Tyler sat down beside me on the edge of the tub. He was almost unrecognizable. I felt like I was shrinking into myself and he was somehow taking up more space, coming alive. He casually threw out these names and phrases I’d never heard, and he was smiling—actually smiling—as he told me all about the people in my life who’d been lying to me.
“Mr. Henriquez? Jen Klein? Kim?” I asked, trying to think of the most normal, genuine people I knew. “They’re all acting?”
“They’re all guest stars, smaller parts. I was only supposed to be an extra on the set. Like, just another one of the nameless, faceless people who populate the town. But then you hit me in the head with that ball in fourth grade. That was my big break.”
I felt like I might puke.
“Guignard’s Disease,” I said. “It’s made up. It’s not real.”
Tyler didn’t say anything. He just sat there, his elbows on his knees.
“They just made it up, and there was no real way I could know…” I said. My hands felt numb. I tried to shake the blood back into them, but I couldn’t. “But that means Sara isn’t really dying. She’s going to be okay?”
Tyler waved me off. “Technically she is dying, at least for the purpose of the show. She’s being written off. This season is supposed to be about you coming to terms with Sara’s sickness, and soon her death. She might’ve had a chance if puberty hadn’t hit her so hard. People hate watching her now, like really, really can’t stand her. She’s garbage for ratings. The audience just finds her really annoying and gawky and—”
“Will you stop?” I said.
He looked like I’d pushed him. It was hard to listen, when everything he did and said was so completely different from who he was before. Even his voice had somehow changed. It was higher pitched and faster, almost frenetic as he spoke.
“So Fuller died, and they replaced him with another dog…”
“I don’t know,” he shrugged. “There’s a rumor one of the disgruntled extras snuck into the set and stole him, just to screw over the producers. They thought they’d hold him hostage and the producers would freak, but they ended up just finding another dog that looked like him.”

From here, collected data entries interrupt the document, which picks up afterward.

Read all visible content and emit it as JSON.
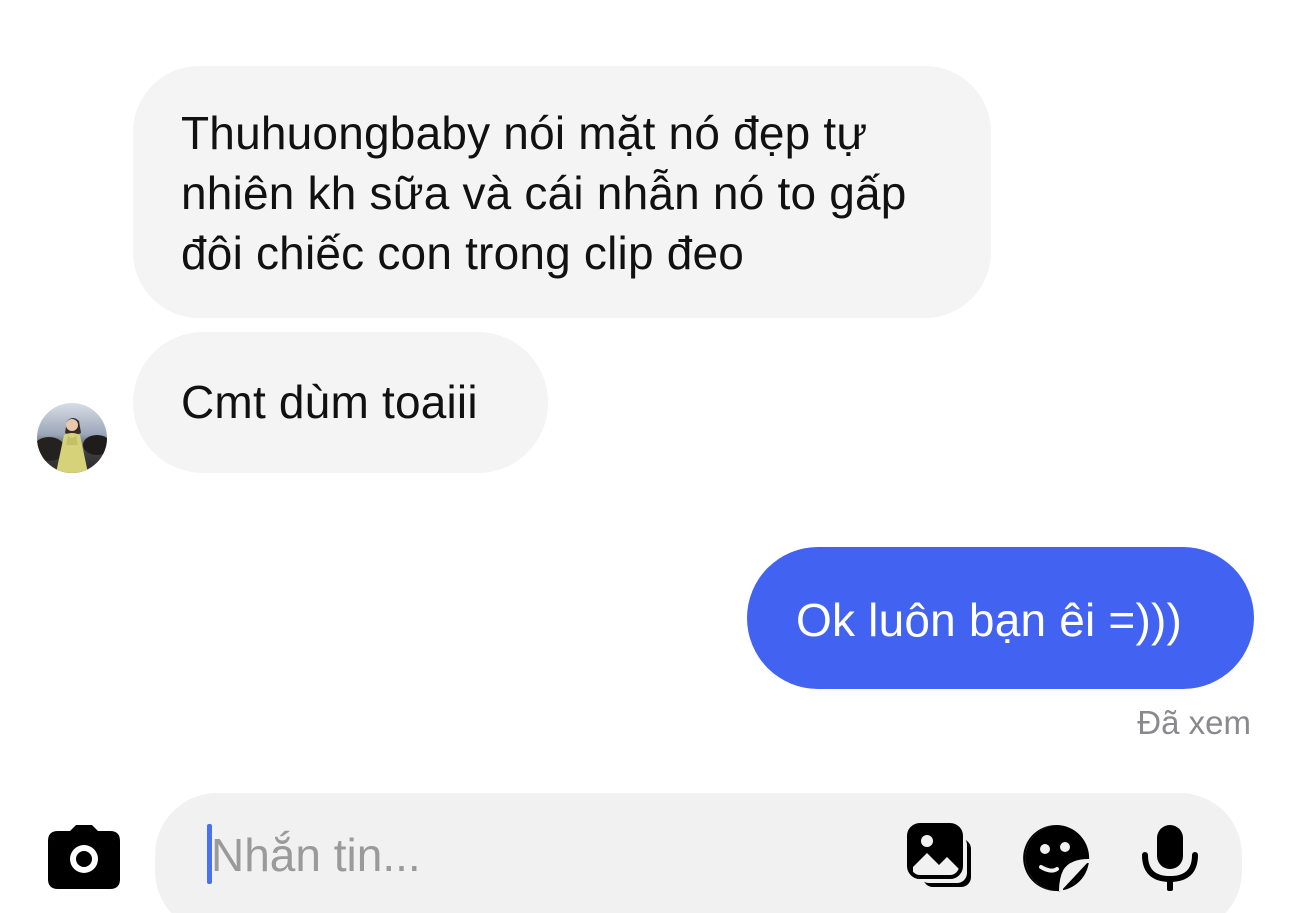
{
  "conversation": {
    "messages": [
      {
        "from": "them",
        "lines": [
          "Thuhuongbaby nói mặt nó đẹp tự",
          "nhiên kh sữa và cái nhẫn nó to gấp",
          "đôi chiếc con trong clip đeo"
        ]
      },
      {
        "from": "them",
        "text": "Cmt dùm toaiii"
      },
      {
        "from": "me",
        "text": "Ok luôn bạn êi =)))"
      }
    ],
    "read_receipt": "Đã xem"
  },
  "composer": {
    "placeholder": "Nhắn tin...",
    "value": ""
  },
  "icons": {
    "camera": "camera-icon",
    "gallery": "gallery-icon",
    "sticker": "sticker-icon",
    "mic": "microphone-icon"
  },
  "colors": {
    "outgoing_bubble": "#4263f2",
    "incoming_bubble": "#f4f4f4",
    "composer_bg": "#f1f1f1",
    "icon": "#000000",
    "receipt_text": "#8a8a8e"
  }
}
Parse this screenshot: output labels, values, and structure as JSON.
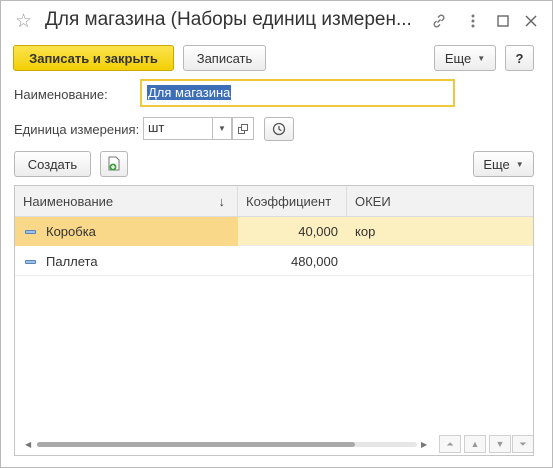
{
  "window": {
    "title": "Для магазина (Наборы единиц измерен..."
  },
  "toolbar": {
    "save_close_label": "Записать и закрыть",
    "save_label": "Записать",
    "more_label": "Еще",
    "help_label": "?"
  },
  "form": {
    "name_label": "Наименование:",
    "name_value": "Для магазина",
    "unit_label": "Единица измерения:",
    "unit_value": "шт"
  },
  "list_toolbar": {
    "create_label": "Создать",
    "more_label": "Еще"
  },
  "table": {
    "columns": [
      "Наименование",
      "Коэффициент",
      "ОКЕИ"
    ],
    "sort_indicator": "↓",
    "rows": [
      {
        "name": "Коробка",
        "coefficient": "40,000",
        "okei": "кор"
      },
      {
        "name": "Паллета",
        "coefficient": "480,000",
        "okei": ""
      }
    ]
  },
  "colors": {
    "primary_button": "#f3cf06",
    "selected_row": "#fcefc0",
    "selected_cell": "#f9d88a",
    "focus_border": "#f0c93a",
    "text_selection": "#3d6fb8"
  }
}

“They didn’t think I’d notice?”
I kept counting the fourteen tiles on the floor, trying to steady myself. Fuller. Helene Hart. Carter Boon. My parents had names and lives I knew nothing about. My dad hadn’t spent the past twenty years building a successful extermination company, he’d been coasting on a reality-television contract. He wasn’t stoic, he just couldn’t stand being around us. My mom was using me to build her lifestyle brand. It had started as early as I could remember, the constant photos, the outfits she’d bring home that she’d want me to pose in. We couldn’t do anything—go to the park or bake cookies—without it being this huge production.
They were liars.
They were both gross, manipulative liars.
Even over the rush of the faucet I could hear it, the sound of a car pulling up the gravel driveway. When I opened my eyes Tyler seemed panicked. The front door slammed shut. Someone was home.
“It’s my stepdad.”
“Is he…” I whispered. “He’s an actor?”
Tyler nodded, but before he could say anything else Craig was in the kitchen, his voice clearer now. He was calling to him. To us.
“Tyler! Tyler Michael Scruggs! What the hell are you doing home?”